Last reviewed: September 23, 2022
Recommendation:
- Clinicians performing vacuum aspiration must inspect products of conception immediately after vacuum aspiration.
- Sending products of conception for routine histopathology evaluation is not recommended.
In practice:
- To improve visualization, products of conception can be rinsed, floated in water, and viewed through a clear dish using a light source from underneath.
- If no products of conception are visible, or less tissue is seen than expected, further evaluation is required.
Strength of recommendation: Strong
Quality of evidence: Very Low
Visual inspection of products of conception
Visual inspection of products of conception is a routine step in vacuum aspiration as recommended by the World Health Organization (WHO, 2022), the Royal College of Obstetricians and Gynaecologists (RCOG, 2022), and the National Abortion Federation (NAF, 2020). Presence of products of conception on visual inspection confirms that the pregnancy was intrauterine and is consistent with successful abortion (Westfall et al., 1998). If products of conception are not seen, the individual should not leave the facility until plans are made to follow local guidelines to exclude the diagnosis of ectopic pregnancy. Immediate examination of the products of conception expedite the diagnosis of ectopic pregnancy and decrease related morbidity and mortality (Goldstein, Danon, & Watson, 1994). In cases where abnormal pathology is suspected, such as molar pregnancy, histopathology may be used in addition to visual inspection.
Sending products of conception for routine histopathology exam does not affect clinical outcomes and increases the cost of abortion (Heath et al., 2000; Paul et al., 2002).

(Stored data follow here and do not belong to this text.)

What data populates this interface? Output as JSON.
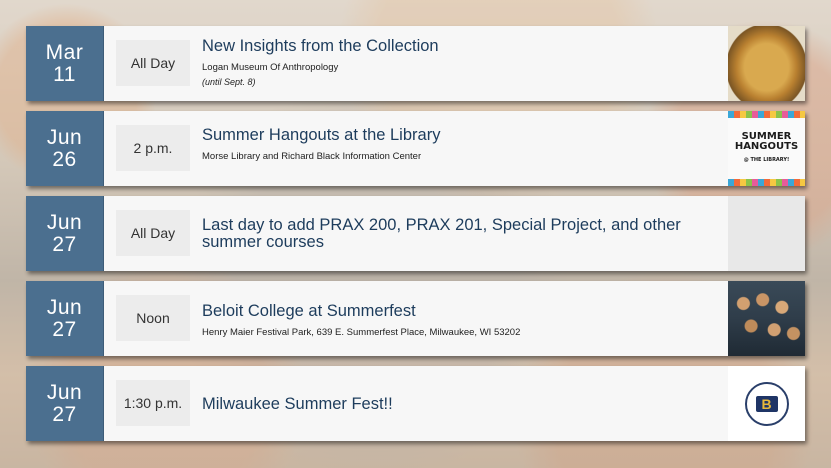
{
  "events": [
    {
      "month": "Mar",
      "day": "11",
      "time": "All Day",
      "title": "New Insights from the Collection",
      "location": "Logan Museum Of Anthropology",
      "note": "(until Sept. 8)",
      "image": "jar-artifact"
    },
    {
      "month": "Jun",
      "day": "26",
      "time": "2 p.m.",
      "title": "Summer Hangouts at the Library",
      "location": "Morse Library and Richard Black Information Center",
      "note": "",
      "image": "summer-hangouts-poster"
    },
    {
      "month": "Jun",
      "day": "27",
      "time": "All Day",
      "title": "Last day to add PRAX 200, PRAX 201, Special Project, and other summer courses",
      "location": "",
      "note": "",
      "image": "blank"
    },
    {
      "month": "Jun",
      "day": "27",
      "time": "Noon",
      "title": "Beloit College at Summerfest",
      "location": "Henry Maier Festival Park, 639 E. Summerfest Place, Milwaukee, WI 53202",
      "note": "",
      "image": "crowd-photo"
    },
    {
      "month": "Jun",
      "day": "27",
      "time": "1:30 p.m.",
      "title": "Milwaukee Summer Fest!!",
      "location": "",
      "note": "",
      "image": "beloit-college-seal"
    }
  ],
  "poster": {
    "line1": "SUMMER",
    "line2": "HANGOUTS",
    "line3": "@ THE LIBRARY!"
  },
  "logo": {
    "letter": "B"
  },
  "colors": {
    "date_block": "#4b6f8f",
    "title_text": "#1d3c5c",
    "card_bg": "#f7f7f7",
    "time_bg": "#ececec"
  }
}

Instructions for visually inspecting products of conception are in Ipas’s Woman-Centered Comprehensive Abortion Care Reference Guide, 2nd edition, page 177 (Ipas, 2013).
Resources
Steps for performing manual vacuum aspiration using the Ipas MVA Plus® and EasyGrip® cannulae – Ipas
References
Goldstein, S. R., Danon, M., & Watson, C. (1994). An updated protocol for abortion surveillance with ultrasound and immediate pathology. Obstetrics & Gynecology, 83(1), 55-58.
Heath, V., Chadwick, V., Cooke, I., Manek, S., & MacKenzie, I. Z. (2000). Should tissue from pregnancy termination and uterine evacuation routinely be examined histologically? BJOG: An International Journal of Obstetrics & Gynaecology, 107(6), 727-730.
Ipas. (2013). Woman-centered, comprehensive abortion care: Reference manual (second ed.) K. L. Turner & A. Huber (Eds.). Chapel Hill, NC: Ipas.
National Abortion Federation. (2020). Clinical Policy Guidelines. Washington, DC: National Abortion Federation.
Paul, M., Lackie, E., Mitchell, C., Rogers, A., & Fox, M. (2002). Is pathology examination useful after early surgical abortion? Obstetrics & Gynecology, 99(4), 567-571.
Royal College of Obstetricians and Gynaecologists. (2022). Best practice in abortion care. London: Royal College of Obstetricians and Gynaecologists.
Westfall, J. M., Sophocles, A., Burggraf, H., & Ellis, S. (1998). Manual vacuum aspiration for first-trimester abortion. Archives of Family Medicine, 7(6), 559-62.
World Health Organization. (2022). Abortion care guideline. Geneva: World Health Organization.